Let \(F\) denote a non-Archimedean local field of characteristic zero and let \(\operatorname{Irr}(G)\) stand for the set of isomorphism classes of irreducible (genuine) representations of \(G\). Let \(W\) denote a symplectic space of dimension \(2n\) over \(F\) and let \(\mathrm{Mp}(W)\) denote the associated metaplectic group. Also, let \(\psi\) stand for a nontrivial additive character of \(F\).
In the paper under review, the authors prove that there is a bijection \[ \Theta_{\psi} : \operatorname{Irr}(\mathrm{Mp}(W)) \leftrightarrow \operatorname{Irr}(\mathrm{SO}(V^{+})) \cup \operatorname{Irr}(\mathrm{SO}(V^{-})), \] where \(V^{+}\) (respectively, \(V^{-}\)) is the split (respectively, non-split) quadratic space of discriminant \(1\) and dimension \(2n+1\), while \(\mathrm{SO}(V^{+}\) (respectively, \(\mathrm{SO}(V^{-})\)) is the associated special orthogonal group. The bijection \(\Theta_{\psi}\) is given by the theta correspondence with respect to \(\psi\) for the group \(\mathrm{Mp}(W) \times \mathrm{SO}(V^{\pm})\).
This extends the results of J. L. Waldspurger [Prog. Math. 12, 357–369 (1981; Zbl 0454.10015); Forum Math. 3, No. 3, 219–307 (1991; Zbl 0724.11026)] for \(n=1\) and provides a classification of the irreducible representations of \(\mathrm{Mp}(W)\) in terms of those of the special orthogonal groups \(\mathrm{SO}(V^{+})\) and \(\mathrm{SO}(V^{-})\). Also, the authors determine a series of particularly interesting properties of this classification. We list some of them in what follows.
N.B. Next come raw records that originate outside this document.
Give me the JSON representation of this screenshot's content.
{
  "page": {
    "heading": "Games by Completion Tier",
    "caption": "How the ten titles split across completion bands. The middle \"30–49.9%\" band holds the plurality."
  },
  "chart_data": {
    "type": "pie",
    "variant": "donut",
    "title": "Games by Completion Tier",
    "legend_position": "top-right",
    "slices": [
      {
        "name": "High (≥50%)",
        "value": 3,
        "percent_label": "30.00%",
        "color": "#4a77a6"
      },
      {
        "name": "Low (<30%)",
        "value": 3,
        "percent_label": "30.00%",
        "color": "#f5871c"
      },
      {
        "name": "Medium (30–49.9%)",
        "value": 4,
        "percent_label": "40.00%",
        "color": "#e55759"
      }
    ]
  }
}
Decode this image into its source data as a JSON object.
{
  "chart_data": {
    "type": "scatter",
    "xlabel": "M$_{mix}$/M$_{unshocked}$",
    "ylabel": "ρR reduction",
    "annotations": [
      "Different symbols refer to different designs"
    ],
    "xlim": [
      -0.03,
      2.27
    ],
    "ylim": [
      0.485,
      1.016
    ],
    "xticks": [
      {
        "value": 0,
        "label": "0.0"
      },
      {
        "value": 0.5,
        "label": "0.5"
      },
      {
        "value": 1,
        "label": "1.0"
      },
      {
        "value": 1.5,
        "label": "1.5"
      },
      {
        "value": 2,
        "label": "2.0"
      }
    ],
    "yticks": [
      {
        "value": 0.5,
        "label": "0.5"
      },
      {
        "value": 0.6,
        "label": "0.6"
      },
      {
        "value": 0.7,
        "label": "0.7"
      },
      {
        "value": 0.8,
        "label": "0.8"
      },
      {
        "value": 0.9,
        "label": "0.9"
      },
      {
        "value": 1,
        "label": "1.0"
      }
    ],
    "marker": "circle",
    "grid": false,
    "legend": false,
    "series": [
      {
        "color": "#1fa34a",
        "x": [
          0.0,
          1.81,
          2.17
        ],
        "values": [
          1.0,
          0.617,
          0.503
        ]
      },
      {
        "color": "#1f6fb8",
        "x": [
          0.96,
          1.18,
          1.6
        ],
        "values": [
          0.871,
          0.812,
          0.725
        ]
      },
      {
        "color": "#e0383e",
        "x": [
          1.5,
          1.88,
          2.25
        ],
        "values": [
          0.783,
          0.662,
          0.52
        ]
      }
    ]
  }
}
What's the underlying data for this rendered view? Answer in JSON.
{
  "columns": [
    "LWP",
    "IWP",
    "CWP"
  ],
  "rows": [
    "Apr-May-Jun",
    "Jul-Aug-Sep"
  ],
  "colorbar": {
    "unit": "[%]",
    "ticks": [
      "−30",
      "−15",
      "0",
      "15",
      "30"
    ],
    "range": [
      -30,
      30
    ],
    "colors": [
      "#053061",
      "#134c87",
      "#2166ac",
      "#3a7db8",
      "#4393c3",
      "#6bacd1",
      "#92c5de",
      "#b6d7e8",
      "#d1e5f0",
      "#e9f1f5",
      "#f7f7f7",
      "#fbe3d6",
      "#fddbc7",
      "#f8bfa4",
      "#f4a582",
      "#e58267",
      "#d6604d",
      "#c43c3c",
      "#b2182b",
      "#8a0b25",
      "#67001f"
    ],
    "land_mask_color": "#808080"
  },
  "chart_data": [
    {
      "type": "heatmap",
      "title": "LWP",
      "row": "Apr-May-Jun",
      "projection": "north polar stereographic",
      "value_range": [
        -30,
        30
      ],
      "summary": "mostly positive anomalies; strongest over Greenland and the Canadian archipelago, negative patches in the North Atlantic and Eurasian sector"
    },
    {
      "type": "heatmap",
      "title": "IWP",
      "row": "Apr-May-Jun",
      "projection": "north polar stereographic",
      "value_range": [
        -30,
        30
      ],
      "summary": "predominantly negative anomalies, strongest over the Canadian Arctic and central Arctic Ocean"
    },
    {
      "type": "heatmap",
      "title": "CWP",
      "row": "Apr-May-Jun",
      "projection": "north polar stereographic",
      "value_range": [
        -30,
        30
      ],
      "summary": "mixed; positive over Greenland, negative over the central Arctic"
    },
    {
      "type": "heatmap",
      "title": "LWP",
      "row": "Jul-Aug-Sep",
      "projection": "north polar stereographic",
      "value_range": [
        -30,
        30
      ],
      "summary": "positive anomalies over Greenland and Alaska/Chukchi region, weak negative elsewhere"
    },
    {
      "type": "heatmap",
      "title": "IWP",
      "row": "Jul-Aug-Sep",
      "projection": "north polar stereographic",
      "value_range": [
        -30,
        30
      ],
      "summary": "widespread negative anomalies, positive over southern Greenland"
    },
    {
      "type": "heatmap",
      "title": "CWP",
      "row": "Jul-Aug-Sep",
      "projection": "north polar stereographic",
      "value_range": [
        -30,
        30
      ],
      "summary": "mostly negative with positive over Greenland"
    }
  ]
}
Let \(\pi \in \operatorname{Irr}(\mathrm{SO}(V))\) and \(\sigma \in \operatorname{Irr}(\mathrm{Mp}(W))\) correspond under \(\Theta_{\psi}\). Then the following hold:
\(\pi\) is a discrete series if and only if \(\sigma\) is a discrete series.
\(\pi\) is tempered if and only if \(\sigma\) is tempered.
If \(\pi\) and \(\sigma\) are discrete series, then the formal degrees of \(\pi\) and \(\sigma\), with respect to the appropriate Haar measures, coincide.
If \(\pi\) is a generic representation of \(\mathrm{SO}(V^{+})\) then \(\sigma\) is a \(\psi\)-generic representation of \(\mathrm{Mp}(W)\); if \(\sigma\) is \(\psi\)-generic and tempered, then \(\pi\) is generic.
If \(\rho\) is an irreducible representation of \(\mathrm{GL}(k,F)\) and \(\chi\) a \(1\)-dimensional character of \(\mathrm{GL}(1,F)\), then we have the following equalities of Plancherel measures, \(L\)-factors and \(\varepsilon\)-factors: \(\mu (s, \pi \times \rho, \psi) = \mu (s, \sigma \times \rho, \psi)\), \(L(s, \pi \times \chi) = L_{\psi}(s, \sigma \times \chi)\) and \(\varepsilon(s, \pi \times \chi, \psi)= \varepsilon(s, \sigma \times \chi, \psi)\). Additionally, if \(\pi\) is generic we have \(L(s, \pi \times \rho) = L_{\psi}(s, \sigma \times \rho)\) and \(\varepsilon(s, \pi \times \rho, \psi)= \varepsilon(s, \sigma \times \rho, \psi)\).
There are two extensions of \(\pi\) to \(\mathrm{O}(V)\), and we denote them by \(\pi^{+}\) and \(\pi^{-}\). Then \(\pi^{\varepsilon}\) participates in the theta correspondence with \(\mathrm{Mp}(W)\), with respect to \(\psi\), if and only if \(\varepsilon = \varepsilon(V) \cdot \varepsilon(1/2, \pi)\), where \(\varepsilon(V) = 1\) if \(V\) is split and \(\varepsilon(V) = -1\) if \(V\) is non-split.